Actually, Kalos, if I read your original posts correctly, JBOD is not exactly what you want since it assumes all the disks are connected at the same time. It seems like what you want is more like a disk catalog that represents the contents of physically un-attached disks as if they were still attached to the machine.
I used to work for a company that made a product like this back in the Windows 98 days. It added a "catalog" item to My Computer, and the contents of all removable disks remained browsable. If you tried to open one of the files from the virtual catalog, it prompted you to insert the disk on which it was stored.
It was an excellent product, but they were never able to market it and so it died.
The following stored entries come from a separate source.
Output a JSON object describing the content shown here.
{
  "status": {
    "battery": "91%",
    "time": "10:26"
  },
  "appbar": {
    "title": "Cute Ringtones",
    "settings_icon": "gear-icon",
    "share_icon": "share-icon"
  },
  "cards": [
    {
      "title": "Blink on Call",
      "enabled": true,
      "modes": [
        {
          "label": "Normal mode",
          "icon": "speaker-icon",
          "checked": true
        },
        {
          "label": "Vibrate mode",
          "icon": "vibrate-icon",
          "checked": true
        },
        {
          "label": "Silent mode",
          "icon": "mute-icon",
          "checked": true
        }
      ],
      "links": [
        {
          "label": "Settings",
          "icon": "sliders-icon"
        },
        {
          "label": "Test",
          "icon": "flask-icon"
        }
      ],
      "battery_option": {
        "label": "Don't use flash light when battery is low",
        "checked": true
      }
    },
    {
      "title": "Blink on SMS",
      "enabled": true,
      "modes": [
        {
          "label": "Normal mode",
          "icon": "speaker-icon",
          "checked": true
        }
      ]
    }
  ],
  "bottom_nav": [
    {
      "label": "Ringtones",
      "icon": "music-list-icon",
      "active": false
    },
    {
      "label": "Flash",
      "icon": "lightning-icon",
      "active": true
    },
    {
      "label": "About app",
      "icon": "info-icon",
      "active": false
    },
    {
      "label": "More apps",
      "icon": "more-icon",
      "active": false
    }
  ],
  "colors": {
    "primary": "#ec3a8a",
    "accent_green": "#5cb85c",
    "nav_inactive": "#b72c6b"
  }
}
Remember kids, rule #1 of the software biz is that marketing trumps technology EVERY TIME.
We have a thread here (one of the largest and longest running) about designing the "ultimate" note taking application. I think we might be headed for the same thing on the "ultimate disk cataloging application". I've seen
other posts about this topic recently.
It seems like there might be some consensus on what this thing would look like:
- Virtual library - disk contents should be browsable when disks are not connected.
- High performance is key
- Must be able to handle massive catalogs without bogging down (cannot rely on loading the entire catalog into memory.)
- Integrated into Explorer so there is no new interface to learn
- Provides smart caching of files written to the virtual library (cahced locally until remote media becomes available?)
- Can represent disconnected disks either as a single volume or as multiple volumes.
- Must index compressed archive contents, not just the archive files themselves.
I can say this: some of these technical challenges are not trivial. This kind of program is not something one guy is going to code up in a weekend.